Hal tersebut dapat dikategorikan dalam perilaku ghosob, karena ghosob adalah perbuatan menggunakan milik orang lain tanpa seizin dari pemilik. Hukum ghosob adalah haram, karena perbuatan itu bisa merusak milik orang lain.
Dari hadits itu sudah dijelaskan bahwa pelaku ghosob tidak berhak atas hasil lahan tersebut meskipun dia mengeluarkan modal. Akan tetapi ada kalanya hasil lahan tersebut menjadi milik pengelolah atau lahan tersebut menjadi hak milik dari pengelola.
Untuk itu akan kami jelaskan apa itu hak milik pribadi dan bagaimana hasil lahan itu akan menjadi milik pengelolah. Sebelum itu mari kita ketahui apa itu harta. Harta adalah segala seuatu apa pun yang dimiliki dan digunakan oleh seseorang, berupa uang, rumah, perabotan, mobil, tanah, kebun ternak, dan sebagainya.( Kadir: 2015, 132)
Pengertian hak milik
Istilah milik berasal dari bahasa Arab yaitu milk. Dalam Kamus Almunjid dikemukakan bahwa kata-kata yang bersamaan artinya dengan milk (yang berakar dari kata kerja malaka) adalah malkan, milkan, malakatan, mamlakatan, mamlikatan dan mamlukat.

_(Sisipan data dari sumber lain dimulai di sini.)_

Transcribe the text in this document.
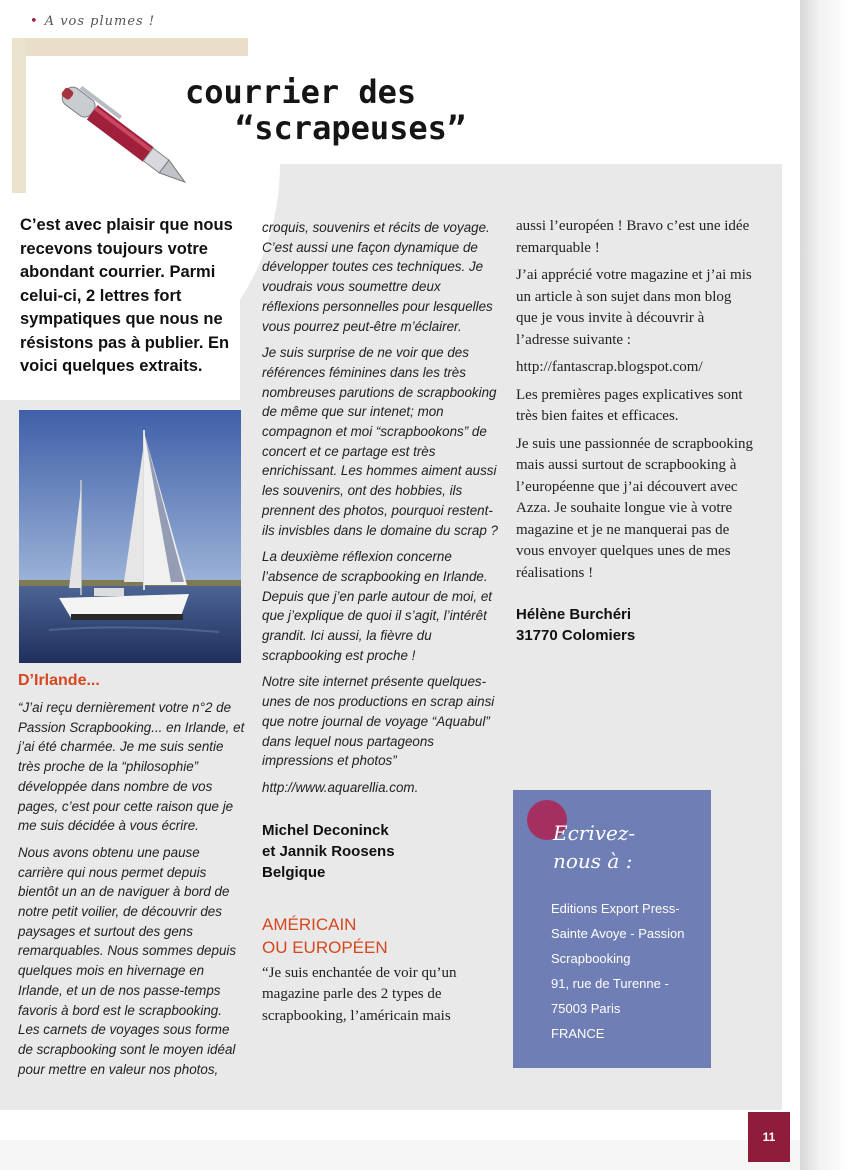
• A vos plumes !
courrier des
“scrapeuses”
C’est avec plaisir que nous recevons toujours votre abondant courrier. Parmi celui-ci, 2 lettres fort sympatiques que nous ne résistons pas à publier. En voici quelques extraits.

D’Irlande...

“J’ai reçu dernièrement votre n°2 de Passion Scrapbooking... en Irlande, et j’ai été charmée. Je me suis sentie très proche de la “philosophie” développée dans nombre de vos pages, c’est pour cette raison que je me suis décidée à vous écrire.

Nous avons obtenu une pause carrière qui nous permet depuis bientôt un an de naviguer à bord de notre petit voilier, de découvrir des paysages et surtout des gens remarquables. Nous sommes depuis quelques mois en hivernage en Irlande, et un de nos passe-temps favoris à bord est le scrapbooking. Les carnets de voyages sous forme de scrapbooking sont le moyen idéal pour mettre en valeur nos photos,

croquis, souvenirs et récits de voyage. C’est aussi une façon dynamique de développer toutes ces techniques. Je voudrais vous soumettre deux réflexions personnelles pour lesquelles vous pourrez peut-être m’éclairer.

Je suis surprise de ne voir que des références féminines dans les très nombreuses parutions de scrapbooking de même que sur intenet; mon compagnon et moi “scrapbookons” de concert et ce partage est très enrichissant. Les hommes aiment aussi les souvenirs, ont des hobbies, ils prennent des photos, pourquoi restent-ils invisbles dans le domaine du scrap ?

La deuxième réflexion concerne l’absence de scrapbooking en Irlande. Depuis que j’en parle autour de moi, et que j’explique de quoi il s’agit, l’intérêt grandit. Ici aussi, la fièvre du scrapbooking est proche !

Notre site internet présente quelques-unes de nos productions en scrap ainsi que notre journal de voyage “Aquabul” dans lequel nous partageons impressions et photos”

http://www.aquarellia.com.

Michel Deconinck

et Jannik Roosens

Belgique

AMÉRICAIN

OU EUROPÉEN

“Je suis enchantée de voir qu’un magazine parle des 2 types de scrapbooking, l’américain mais

aussi l’européen ! Bravo c’est une idée remarquable !

J’ai apprécié votre magazine et j’ai mis un article à son sujet dans mon blog que je vous invite à découvrir à l’adresse suivante :

http://fantascrap.blogspot.com/

Les premières pages explicatives sont très bien faites et efficaces.

Je suis une passionnée de scrapbooking mais aussi surtout de scrapbooking à l’européenne que j’ai découvert avec Azza. Je souhaite longue vie à votre magazine et je ne manquerai pas de vous envoyer quelques unes de mes réalisations !

Hélène Burchéri

31770 Colomiers

Ecrivez-
nous à :

Editions Export Press-

Sainte Avoye - Passion

Scrapbooking

91, rue de Turenne -

75003 Paris

FRANCE

11
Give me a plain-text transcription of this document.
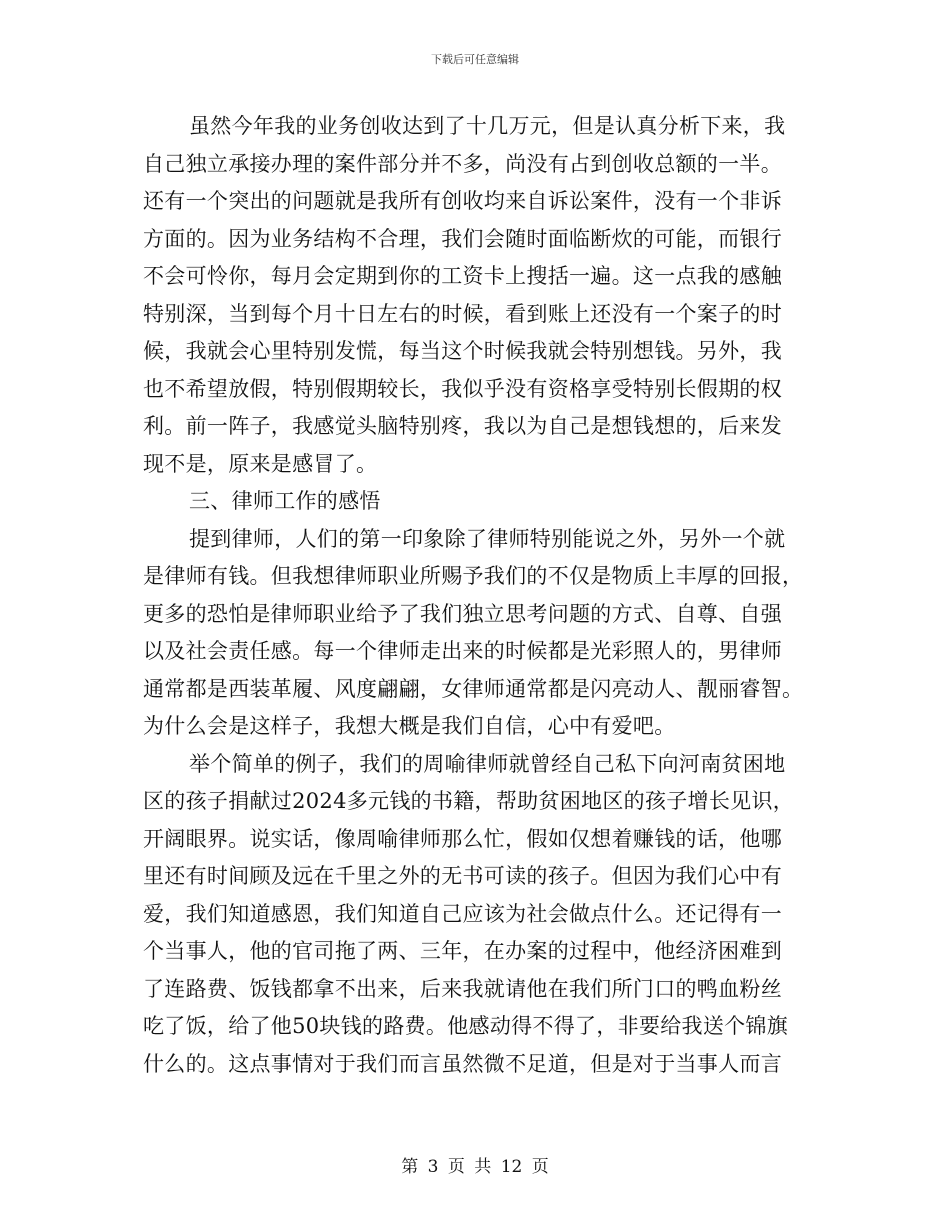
下载后可任意编辑
虽然今年我的业务创收达到了十几万元，但是认真分析下来，我
自己独立承接办理的案件部分并不多，尚没有占到创收总额的一半。
还有一个突出的问题就是我所有创收均来自诉讼案件，没有一个非诉
方面的。因为业务结构不合理，我们会随时面临断炊的可能，而银行
不会可怜你，每月会定期到你的工资卡上搜括一遍。这一点我的感触
特别深，当到每个月十日左右的时候，看到账上还没有一个案子的时
候，我就会心里特别发慌，每当这个时候我就会特别想钱。另外，我
也不希望放假，特别假期较长，我似乎没有资格享受特别长假期的权
利。前一阵子，我感觉头脑特别疼，我以为自己是想钱想的，后来发
现不是，原来是感冒了。
三、律师工作的感悟
提到律师，人们的第一印象除了律师特别能说之外，另外一个就
是律师有钱。但我想律师职业所赐予我们的不仅是物质上丰厚的回报，
更多的恐怕是律师职业给予了我们独立思考问题的方式、自尊、自强
以及社会责任感。每一个律师走出来的时候都是光彩照人的，男律师
通常都是西装革履、风度翩翩，女律师通常都是闪亮动人、靓丽睿智。
为什么会是这样子，我想大概是我们自信，心中有爱吧。
举个简单的例子，我们的周喻律师就曾经自己私下向河南贫困地
区的孩子捐献过2024多元钱的书籍，帮助贫困地区的孩子增长见识，
开阔眼界。说实话，像周喻律师那么忙，假如仅想着赚钱的话，他哪
里还有时间顾及远在千里之外的无书可读的孩子。但因为我们心中有
爱，我们知道感恩，我们知道自己应该为社会做点什么。还记得有一
个当事人，他的官司拖了两、三年，在办案的过程中，他经济困难到
了连路费、饭钱都拿不出来，后来我就请他在我们所门口的鸭血粉丝
吃了饭，给了他50块钱的路费。他感动得不得了，非要给我送个锦旗
什么的。这点事情对于我们而言虽然微不足道，但是对于当事人而言
第 3 页 共 12 页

Milik dalam lughah (arti bahasa) dapat diartikan "Memiliki sesuatu dan sanggup bertindak secara bebas terhadapnya" ( Hasbi Ash Shiddieqy, 1998: 8).
Menurut istilah, milik dapat didefinisikan, "sesuatu ikhtisan yang menghalangi yang lain", menurut syariat, yang membenarkan pemilik ikhtisan itu bertindak terhadap barang miliknya sekehendaknya, kecuali ada penghalang (Hasbi Ash Shiddieqy, 1998:8).
Kata menghalangi dalam definisi diatas maksudnya adalah sesuatu yang mencegah orang yang bukan pemilik sesustu barang untuk mempergunakan/memanfaatkan dan bertindak tanpa persetujuan terlebih dahulu dari pemiliknya.